Destino Controlado

Celular revistado, passeios vigiados, povo sorridente: o relato de turistas brasileiros na Coreia do Norte

Zeca Baboin e Natalia Takeno Colaboração para o UOL, em Pyongyang Zeca Baboin / Colaboração para UOL

Por favor, chequem novamente os celulares e apaguem qualquer vídeo, imagem ou áudio com conteúdo religioso, pornográfico ou relacionado à Coreia do Norte. Os soldados entrarão para a revista em breve.

Assim, a guia repetia um dos avisos do dia anterior, apresentados na reunião obrigatória promovida pela agência de turismo. Já haviam informado que não é permitido levar lente fotográfica com zoom superior a 150mm, nem aparelhos de GPS (apesar de celulares serem permitidos). Também não poderíamos fotografar militares, construções em andamento, estações de trem ou partes de estátuas.

A lista de proibições na Coreia do Norte se seguia:

  • Proibido tirar foto das imagens dos líderes se houver alguma obstrução, ainda que pequena.
  • Proibido dobrar jornais ou revistas de modo que faça vinco no rosto dos líderes.
  • Proibido jogar fora imagens dos líderes, o que inclui jornais.

Quanto às regras de vestimenta, o país se mostrou mais flexível com os turistas. Homens podem usar bermudas e chinelos, e mulheres podem vestir decotes e minissaias. 

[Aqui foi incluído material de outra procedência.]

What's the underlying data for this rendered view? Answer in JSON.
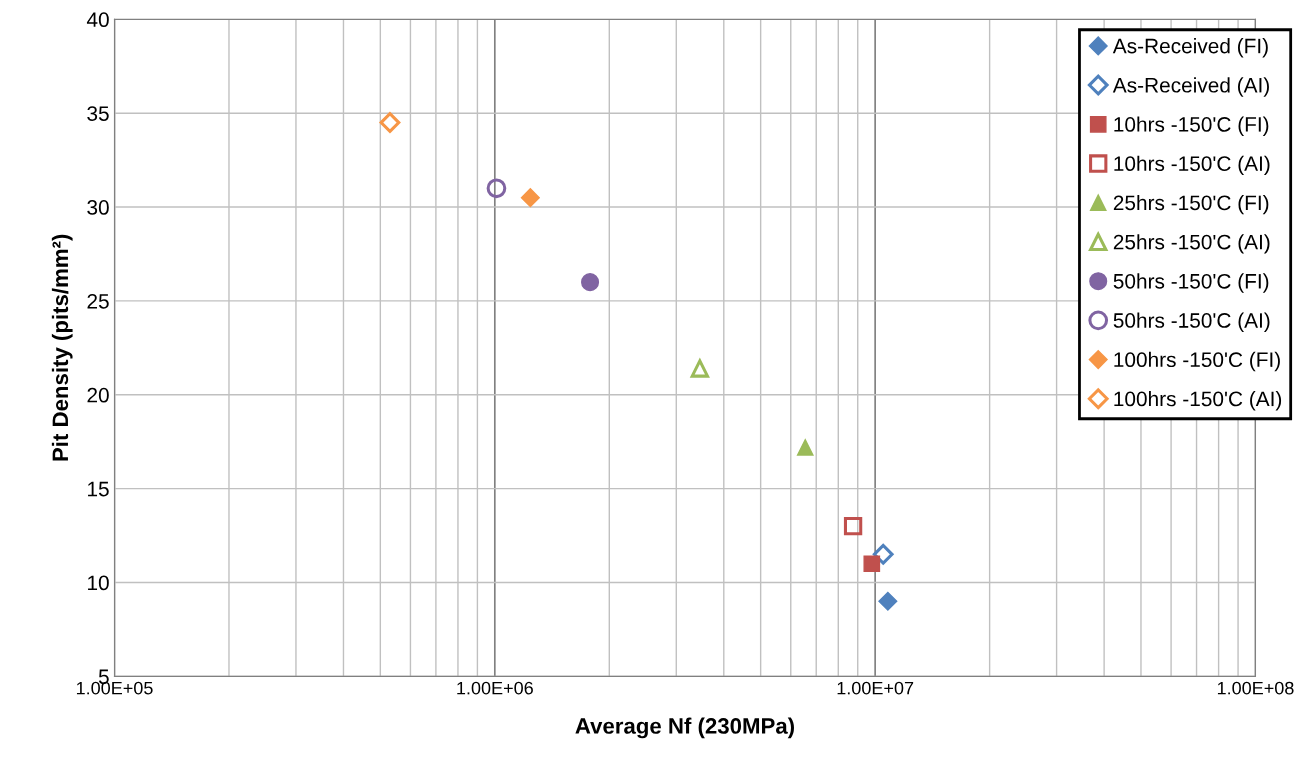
{
  "chart_data": {
    "type": "scatter",
    "xlabel": "Average Nf (230MPa)",
    "ylabel": "Pit Density (pits/mm²)",
    "log": "x",
    "xlim": [
      100000,
      100000000
    ],
    "xticks": [
      {
        "value": 100000,
        "label": "1.00E+05"
      },
      {
        "value": 1000000,
        "label": "1.00E+06"
      },
      {
        "value": 10000000,
        "label": "1.00E+07"
      },
      {
        "value": 100000000,
        "label": "1.00E+08"
      }
    ],
    "ylim": [
      5,
      40
    ],
    "yticks": [
      5,
      10,
      15,
      20,
      25,
      30,
      35,
      40
    ],
    "grid": true,
    "legend": "right",
    "series": [
      {
        "name": "As-Received (FI)",
        "color": "#4f81bd",
        "marker": "diamond",
        "x": [
          10800000
        ],
        "values": [
          9
        ]
      },
      {
        "name": "As-Received (AI)",
        "color": "#4f81bd",
        "marker": "diamond",
        "x": [
          10500000
        ],
        "values": [
          11.5
        ]
      },
      {
        "name": "10hrs -150'C (FI)",
        "color": "#c0504d",
        "marker": "square",
        "x": [
          9800000
        ],
        "values": [
          11
        ]
      },
      {
        "name": "10hrs -150'C (AI)",
        "color": "#c0504d",
        "marker": "square",
        "x": [
          8750000
        ],
        "values": [
          13
        ]
      },
      {
        "name": "25hrs -150'C (FI)",
        "color": "#9bbb59",
        "marker": "triangle",
        "x": [
          6550000
        ],
        "values": [
          17.2
        ]
      },
      {
        "name": "25hrs -150'C (AI)",
        "color": "#9bbb59",
        "marker": "triangle",
        "x": [
          3460000
        ],
        "values": [
          21.4
        ]
      },
      {
        "name": "50hrs -150'C (FI)",
        "color": "#8064a2",
        "marker": "circle",
        "x": [
          1780000
        ],
        "values": [
          26
        ]
      },
      {
        "name": "50hrs -150'C (AI)",
        "color": "#8064a2",
        "marker": "circle",
        "x": [
          1010000
        ],
        "values": [
          31
        ]
      },
      {
        "name": "100hrs -150'C (FI)",
        "color": "#f79646",
        "marker": "diamond",
        "x": [
          1240000
        ],
        "values": [
          30.5
        ]
      },
      {
        "name": "100hrs -150'C (AI)",
        "color": "#f79646",
        "marker": "diamond",
        "x": [
          530000
        ],
        "values": [
          34.5
        ]
      }
    ]
  }
}
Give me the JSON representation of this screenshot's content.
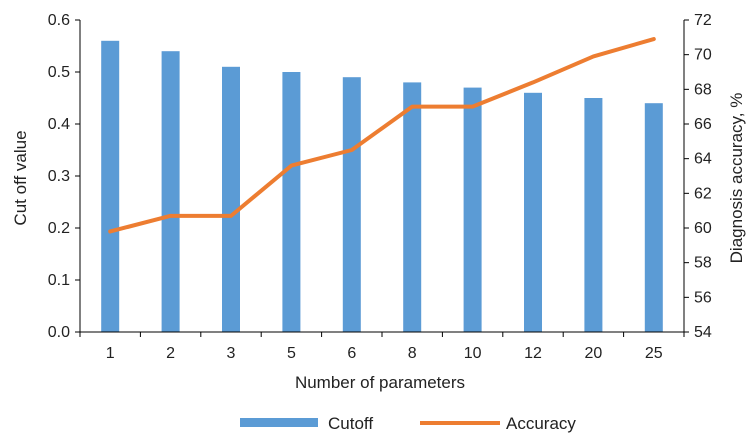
{
  "chart_data": {
    "type": "bar+line",
    "xlabel": "Number of parameters",
    "ylabel_left": "Cut off value",
    "ylabel_right": "Diagnosis accuracy, %",
    "categories": [
      "1",
      "2",
      "3",
      "5",
      "6",
      "8",
      "10",
      "12",
      "20",
      "25"
    ],
    "y_left": {
      "min": 0,
      "max": 0.6,
      "ticks": [
        "0.0",
        "0.1",
        "0.2",
        "0.3",
        "0.4",
        "0.5",
        "0.6"
      ]
    },
    "y_right": {
      "min": 54,
      "max": 72,
      "ticks": [
        "54",
        "56",
        "58",
        "60",
        "62",
        "64",
        "66",
        "68",
        "70",
        "72"
      ]
    },
    "series": [
      {
        "name": "Cutoff",
        "type": "bar",
        "axis": "left",
        "color": "#5b9bd5",
        "values": [
          0.56,
          0.54,
          0.51,
          0.5,
          0.49,
          0.48,
          0.47,
          0.46,
          0.45,
          0.44
        ]
      },
      {
        "name": "Accuracy",
        "type": "line",
        "axis": "right",
        "color": "#ed7d31",
        "values": [
          59.8,
          60.7,
          60.7,
          63.6,
          64.5,
          67.0,
          67.0,
          68.4,
          69.9,
          70.9
        ]
      }
    ],
    "grid": false,
    "legend": "bottom"
  }
}
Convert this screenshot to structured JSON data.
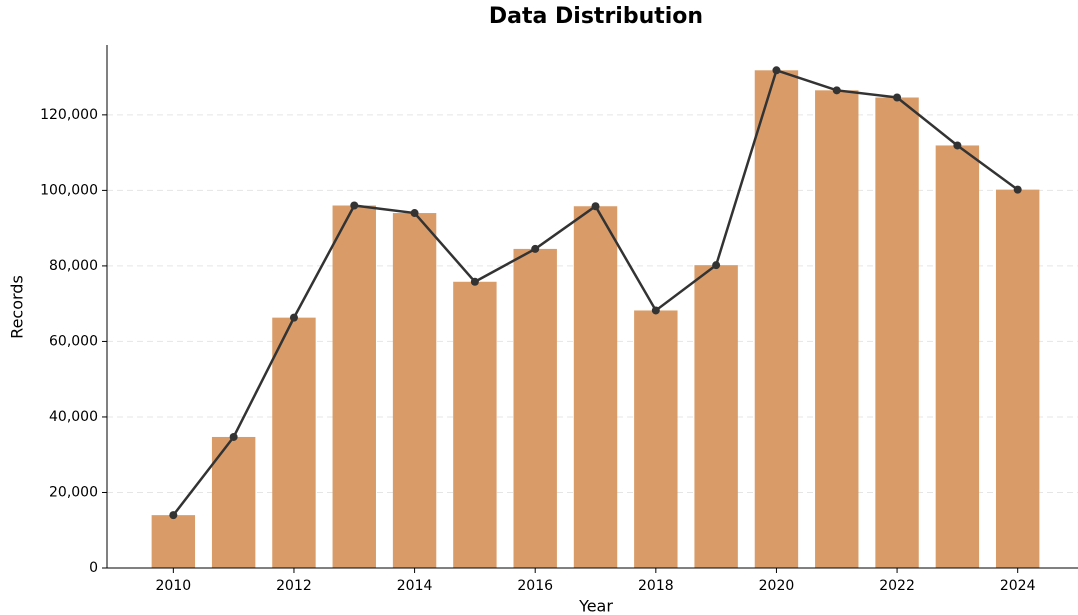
{
  "chart_data": {
    "type": "bar",
    "title": "Data Distribution",
    "xlabel": "Year",
    "ylabel": "Records",
    "x": [
      2010,
      2011,
      2012,
      2013,
      2014,
      2015,
      2016,
      2017,
      2018,
      2019,
      2020,
      2021,
      2022,
      2023,
      2024
    ],
    "values": [
      14000,
      34700,
      66300,
      96000,
      94000,
      75800,
      84500,
      95800,
      68200,
      80200,
      131800,
      126500,
      124600,
      111900,
      100200
    ],
    "color": "#d99c69",
    "line_color": "#333333",
    "xlim": [
      2008.9,
      2025
    ],
    "xticks": [
      2010,
      2012,
      2014,
      2016,
      2018,
      2020,
      2022,
      2024
    ],
    "ylim": [
      0,
      138500
    ],
    "yticks": [
      0,
      {
        "value": 20000,
        "label": "20,000"
      },
      {
        "value": 40000,
        "label": "40,000"
      },
      {
        "value": 60000,
        "label": "60,000"
      },
      {
        "value": 80000,
        "label": "80,000"
      },
      {
        "value": 100000,
        "label": "100,000"
      },
      {
        "value": 120000,
        "label": "120,000"
      }
    ],
    "grid": true
  }
}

E mais do que proibições, reforçaram uma obrigação: deveríamos sempre, a todo momento, sob qualquer hipótese, seguir as ordens dos guias.

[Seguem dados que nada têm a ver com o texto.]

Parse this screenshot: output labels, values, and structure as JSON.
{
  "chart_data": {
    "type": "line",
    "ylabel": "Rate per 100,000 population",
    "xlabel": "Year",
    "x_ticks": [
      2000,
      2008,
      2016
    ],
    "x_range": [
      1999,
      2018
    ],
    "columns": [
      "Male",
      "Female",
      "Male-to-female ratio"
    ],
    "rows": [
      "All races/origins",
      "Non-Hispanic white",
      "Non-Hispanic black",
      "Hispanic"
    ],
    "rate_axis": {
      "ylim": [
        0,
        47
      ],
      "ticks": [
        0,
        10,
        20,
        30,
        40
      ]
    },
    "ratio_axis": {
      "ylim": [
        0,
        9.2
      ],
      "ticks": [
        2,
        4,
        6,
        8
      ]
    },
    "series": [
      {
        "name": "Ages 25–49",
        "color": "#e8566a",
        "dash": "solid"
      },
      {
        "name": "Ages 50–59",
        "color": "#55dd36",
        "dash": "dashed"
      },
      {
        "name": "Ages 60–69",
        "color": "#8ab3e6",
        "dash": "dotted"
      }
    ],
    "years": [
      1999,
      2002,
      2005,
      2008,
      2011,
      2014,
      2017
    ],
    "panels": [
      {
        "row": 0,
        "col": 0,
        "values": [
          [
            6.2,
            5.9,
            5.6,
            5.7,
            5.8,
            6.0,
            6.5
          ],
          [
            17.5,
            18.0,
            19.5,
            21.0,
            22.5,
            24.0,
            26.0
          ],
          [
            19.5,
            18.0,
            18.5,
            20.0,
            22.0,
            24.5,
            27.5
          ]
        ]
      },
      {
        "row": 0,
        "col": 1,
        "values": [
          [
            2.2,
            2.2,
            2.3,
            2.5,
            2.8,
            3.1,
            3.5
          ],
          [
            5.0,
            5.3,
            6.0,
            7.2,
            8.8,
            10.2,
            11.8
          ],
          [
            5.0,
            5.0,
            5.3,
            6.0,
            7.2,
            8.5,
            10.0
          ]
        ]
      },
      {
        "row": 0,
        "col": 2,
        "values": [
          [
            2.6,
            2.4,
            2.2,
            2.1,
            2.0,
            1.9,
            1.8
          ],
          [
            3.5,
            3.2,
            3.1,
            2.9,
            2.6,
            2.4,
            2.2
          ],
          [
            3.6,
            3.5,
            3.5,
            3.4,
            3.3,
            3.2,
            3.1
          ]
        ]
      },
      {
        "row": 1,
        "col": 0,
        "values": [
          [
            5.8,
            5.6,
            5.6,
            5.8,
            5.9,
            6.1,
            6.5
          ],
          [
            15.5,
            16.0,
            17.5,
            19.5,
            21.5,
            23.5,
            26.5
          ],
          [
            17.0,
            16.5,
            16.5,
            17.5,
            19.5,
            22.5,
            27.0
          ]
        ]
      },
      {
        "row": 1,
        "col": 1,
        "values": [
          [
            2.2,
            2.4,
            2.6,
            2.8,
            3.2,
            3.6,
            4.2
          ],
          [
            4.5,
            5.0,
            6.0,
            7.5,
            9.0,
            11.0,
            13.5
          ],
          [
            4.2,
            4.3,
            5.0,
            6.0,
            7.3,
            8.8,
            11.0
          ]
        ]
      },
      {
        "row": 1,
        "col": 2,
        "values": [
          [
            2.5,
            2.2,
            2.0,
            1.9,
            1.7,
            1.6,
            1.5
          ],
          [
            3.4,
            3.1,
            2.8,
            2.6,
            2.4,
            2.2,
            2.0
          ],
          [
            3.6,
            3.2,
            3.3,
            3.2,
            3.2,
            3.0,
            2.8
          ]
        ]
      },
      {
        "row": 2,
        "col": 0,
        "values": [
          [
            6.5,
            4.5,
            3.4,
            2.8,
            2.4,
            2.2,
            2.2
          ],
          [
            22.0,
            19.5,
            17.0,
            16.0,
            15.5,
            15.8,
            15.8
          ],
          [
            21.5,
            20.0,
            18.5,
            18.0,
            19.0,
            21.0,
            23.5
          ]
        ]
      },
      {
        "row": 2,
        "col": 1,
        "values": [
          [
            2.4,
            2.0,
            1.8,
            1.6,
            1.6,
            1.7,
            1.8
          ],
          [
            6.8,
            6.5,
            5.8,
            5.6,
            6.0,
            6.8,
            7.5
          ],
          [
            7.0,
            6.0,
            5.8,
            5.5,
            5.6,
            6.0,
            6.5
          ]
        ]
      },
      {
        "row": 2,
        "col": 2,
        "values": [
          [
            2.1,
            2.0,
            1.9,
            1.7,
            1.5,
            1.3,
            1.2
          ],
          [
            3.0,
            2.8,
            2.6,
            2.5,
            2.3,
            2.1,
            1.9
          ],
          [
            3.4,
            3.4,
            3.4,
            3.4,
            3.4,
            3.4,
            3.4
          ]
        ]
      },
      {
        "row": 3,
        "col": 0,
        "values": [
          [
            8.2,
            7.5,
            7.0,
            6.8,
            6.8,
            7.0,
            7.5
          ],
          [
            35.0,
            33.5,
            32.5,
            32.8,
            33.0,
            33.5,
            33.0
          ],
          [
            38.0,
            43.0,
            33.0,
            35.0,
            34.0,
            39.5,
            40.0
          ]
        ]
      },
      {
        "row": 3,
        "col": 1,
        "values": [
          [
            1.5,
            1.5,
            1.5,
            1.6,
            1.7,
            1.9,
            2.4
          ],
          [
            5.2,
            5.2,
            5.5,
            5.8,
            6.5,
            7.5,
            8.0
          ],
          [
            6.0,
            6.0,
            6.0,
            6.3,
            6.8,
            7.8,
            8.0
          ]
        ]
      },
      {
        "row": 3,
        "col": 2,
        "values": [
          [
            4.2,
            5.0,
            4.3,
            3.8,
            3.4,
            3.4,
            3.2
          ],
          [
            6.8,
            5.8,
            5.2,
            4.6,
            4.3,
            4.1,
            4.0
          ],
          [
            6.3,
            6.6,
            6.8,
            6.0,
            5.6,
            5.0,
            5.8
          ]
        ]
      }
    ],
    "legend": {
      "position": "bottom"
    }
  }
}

Na maior parte do tempo, eram três nos acompanhando: um britânico, da empresa que vende os pacotes de viagem, e dois funcionários do governo norte-coreano. 

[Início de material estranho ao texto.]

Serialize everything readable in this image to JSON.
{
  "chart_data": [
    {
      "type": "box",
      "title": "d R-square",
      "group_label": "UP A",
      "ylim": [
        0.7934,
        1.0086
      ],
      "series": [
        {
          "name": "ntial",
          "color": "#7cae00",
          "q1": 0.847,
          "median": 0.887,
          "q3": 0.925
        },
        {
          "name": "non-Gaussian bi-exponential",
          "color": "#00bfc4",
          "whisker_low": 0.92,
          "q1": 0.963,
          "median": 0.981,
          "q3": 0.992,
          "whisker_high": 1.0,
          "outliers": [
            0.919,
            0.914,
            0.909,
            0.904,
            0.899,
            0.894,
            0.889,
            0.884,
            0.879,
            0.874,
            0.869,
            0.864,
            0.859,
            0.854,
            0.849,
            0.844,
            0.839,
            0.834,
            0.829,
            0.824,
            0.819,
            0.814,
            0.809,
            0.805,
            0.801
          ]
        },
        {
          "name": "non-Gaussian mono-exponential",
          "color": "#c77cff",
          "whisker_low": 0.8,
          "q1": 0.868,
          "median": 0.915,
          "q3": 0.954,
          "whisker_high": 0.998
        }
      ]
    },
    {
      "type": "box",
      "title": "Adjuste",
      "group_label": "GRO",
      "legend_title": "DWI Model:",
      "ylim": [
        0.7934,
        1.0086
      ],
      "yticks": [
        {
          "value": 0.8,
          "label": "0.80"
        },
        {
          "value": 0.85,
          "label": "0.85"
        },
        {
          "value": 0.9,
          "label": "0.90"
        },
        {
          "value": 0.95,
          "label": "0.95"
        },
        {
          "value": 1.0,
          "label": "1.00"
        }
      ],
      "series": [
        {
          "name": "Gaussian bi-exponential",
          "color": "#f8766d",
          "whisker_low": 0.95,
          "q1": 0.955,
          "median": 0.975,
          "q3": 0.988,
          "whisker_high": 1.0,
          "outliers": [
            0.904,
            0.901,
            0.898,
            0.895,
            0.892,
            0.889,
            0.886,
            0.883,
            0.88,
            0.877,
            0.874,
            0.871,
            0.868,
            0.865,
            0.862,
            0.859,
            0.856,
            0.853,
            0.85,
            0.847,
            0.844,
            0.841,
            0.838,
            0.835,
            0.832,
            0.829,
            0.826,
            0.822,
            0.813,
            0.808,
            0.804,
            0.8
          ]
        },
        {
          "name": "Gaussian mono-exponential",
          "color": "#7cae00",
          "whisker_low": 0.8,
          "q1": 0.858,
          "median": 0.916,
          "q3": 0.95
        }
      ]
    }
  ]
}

A visita ao país é inteiramente controlada, e os guias locais fixam itinerário e horários, que podem variar sem aviso prévio. Não é possível circular desacompanhado de um guia local. E a regra é seguida à risca: não é permitido dar um passo para fora do hotel sem eles. Não existe turismo independente no país. 

Zeca Baboin / Colaboração para UOL Zeca Baboin / Colaboração para UOL
Zeca Baboin / Colaboração para UOL

O país oferece uma razoável gama de passeios: de tours de dois dias pela capital, Pyongyang, a programas de três semanas, incluindo visitas ao litoral, trekkings para cachoeiras e escalada para avistar um lago no topo de um vulcão fora de atividade.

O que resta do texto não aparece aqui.